Os sinais de progresso elogiados pelos investidores que fazem parte da FAIRR incluem:

  • 7 de 25 (28%) varejistas e fabricantes globais de alimentos agora têm metas para expandir seu portfólio de proteínas alternativas, contra nenhuma em 2018. Por exemplo, a Unilever se comprometeu a atingir US$ 1,2 bilhão em vendas de alternativas de carne e laticínios entre 2025-27.
  • Cinco empresas (Unilever, Tesco, Nestlé, Sainsbury’s, Conagra) são elogiadas por serem ‘pioneiras’ em pesquisa e inovação de proteínas sustentáveis. Consulte a Figura 1 abaixo para obter uma visão geral das classificações das empresas.
  • 48% das empresas agora rastreiam e divulgam publicamente suas emissões da pecuária (Escopo 3), contra apenas 21% em 2019; e 52% das empresas envolvidas agora têm uma ambição líquida zero (de apenas 8% em 2019).
  • Os varejistas do Reino Unido, Tesco e Sainsbury’s, mostram liderança global em diversificação e inovação de proteínas, em contraste com seus pares nos Estados Unidos e na Europa. A Tesco se comprometeu com um aumento de 300% nas vendas de alternativas de carne até 2025 e prometeu reduzir pela metade os impactos ambientais da cesta básica no Reino Unido. A Sainsbury’s endossou publicamente a necessidade de realinhar as dietas para reduzir as emissões e tem planos de aumentar o volume de vendas de proteínas e laticínios vegetais – após um aumento impressionante de 40% nas dietas vegetais no Reino Unido em 2020. Ambas as empresas também têm metas ambiciosas baseadas na ciência para reduzir suas emissões de acordo com um caminho de 1,5 grau. A M&S também se destaca pela parceria com a ENOUGH, start-up de micoproteínas, e pelo compromisso de aumentar as vendas de sua Plant Kitchen.
  • 68% das empresas têm metas de Escopo 3 para reduzir as emissões agrícolas em suas cadeias de abastecimento. As emissões do Escopo 3 representam, em média, 92% das emissões totais de GEE (Gases de Efeito Estufa) de cada empresa, mais significativamente das cadeias de suprimento de proteína animal tanto no nível da fazenda quanto na produção de rações.
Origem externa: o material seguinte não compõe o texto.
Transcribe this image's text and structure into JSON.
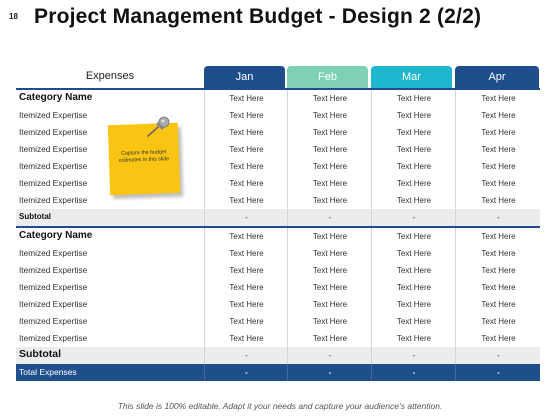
{
  "slide_number": "18",
  "title": "Project Management Budget - Design 2 (2/2)",
  "table": {
    "expenses_label": "Expenses",
    "months": [
      {
        "label": "Jan",
        "color": "#1f4e8c"
      },
      {
        "label": "Feb",
        "color": "#7fd1b3"
      },
      {
        "label": "Mar",
        "color": "#1fb7cf"
      },
      {
        "label": "Apr",
        "color": "#1f4e8c"
      }
    ],
    "sections": [
      {
        "category": "Category Name",
        "category_values": [
          "Text Here",
          "Text Here",
          "Text Here",
          "Text Here"
        ],
        "items": [
          {
            "label": "Itemized  Expertise",
            "values": [
              "Text Here",
              "Text Here",
              "Text Here",
              "Text Here"
            ]
          },
          {
            "label": "Itemized  Expertise",
            "values": [
              "Text Here",
              "Text Here",
              "Text Here",
              "Text Here"
            ]
          },
          {
            "label": "Itemized  Expertise",
            "values": [
              "Text Here",
              "Text Here",
              "Text Here",
              "Text Here"
            ]
          },
          {
            "label": "Itemized  Expertise",
            "values": [
              "Text Here",
              "Text Here",
              "Text Here",
              "Text Here"
            ]
          },
          {
            "label": "Itemized  Expertise",
            "values": [
              "Text Here",
              "Text Here",
              "Text Here",
              "Text Here"
            ]
          },
          {
            "label": "Itemized  Expertise",
            "values": [
              "Text Here",
              "Text Here",
              "Text Here",
              "Text Here"
            ]
          }
        ],
        "subtotal_label": "Subtotal",
        "subtotal_values": [
          "-",
          "-",
          "-",
          "-"
        ]
      },
      {
        "category": "Category Name",
        "category_values": [
          "Text Here",
          "Text Here",
          "Text Here",
          "Text Here"
        ],
        "items": [
          {
            "label": "Itemized  Expertise",
            "values": [
              "Text Here",
              "Text Here",
              "Text Here",
              "Text Here"
            ]
          },
          {
            "label": "Itemized  Expertise",
            "values": [
              "Text Here",
              "Text Here",
              "Text Here",
              "Text Here"
            ]
          },
          {
            "label": "Itemized  Expertise",
            "values": [
              "Text Here",
              "Text Here",
              "Text Here",
              "Text Here"
            ]
          },
          {
            "label": "Itemized  Expertise",
            "values": [
              "Text Here",
              "Text Here",
              "Text Here",
              "Text Here"
            ]
          },
          {
            "label": "Itemized  Expertise",
            "values": [
              "Text Here",
              "Text Here",
              "Text Here",
              "Text Here"
            ]
          },
          {
            "label": "Itemized  Expertise",
            "values": [
              "Text Here",
              "Text Here",
              "Text Here",
              "Text Here"
            ]
          }
        ],
        "subtotal_label": "Subtotal",
        "subtotal_values": [
          "-",
          "-",
          "-",
          "-"
        ]
      }
    ],
    "total_label": "Total Expenses",
    "total_values": [
      "-",
      "-",
      "-",
      "-"
    ]
  },
  "sticky_note": {
    "text": "Capture the budget estimates in this slide",
    "color": "#f9c512",
    "icon": "push-pin-icon"
  },
  "footer": "This slide is 100% editable. Adapt it your needs and capture your audience’s attention."
}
No entanto, é tamanha a demanda por proteínas alternativas – que tendem a oferecer mais sustentabilidade para atender à demanda global de proteínas do que a produção de carne atual – que os investidores alertam que muitas empresas ainda estão atrás da curva, deixando de se proteger dos riscos climáticos onerosos da carne e produção de leite, danos à reputação e regulamentação iminente sobre a transição de proteínas. As áreas de preocupação incluem:

  • 72% (18/25) das marcas de alimentos ainda não estabeleceram metas formais para diversificar suas fontes de proteína, apesar da alta demanda do consumidor, mostrando uma falta de estratégia clara em torno de uma tendência de mercado crescente e valiosa ferramenta de mitigação do clima. As vendas em dólares de alimentos vegetais cresceram 43% nos últimos dois anos, e o mercado de alternativas de carne e laticínios dos EUA cresceu 300% de 2019 a 2020.

NOTA: Sete das 25 empresas no envolvimento de proteínas sustentáveis da FAIRR já estabeleceram algum tipo de compromisso formal para aumentar o volume e as vendas de alternativas de carne e laticínios ou reduzir as emissões de marca por meio da inovação como parte de seus esforços para diversificar seus portfólios de proteínas. Essas metas podem ser internas ou públicas e foram definidas por: Ahold Delhaize, ICA Gruppen, Loblaw, M&S, Nestlé, Tesco e Unilever.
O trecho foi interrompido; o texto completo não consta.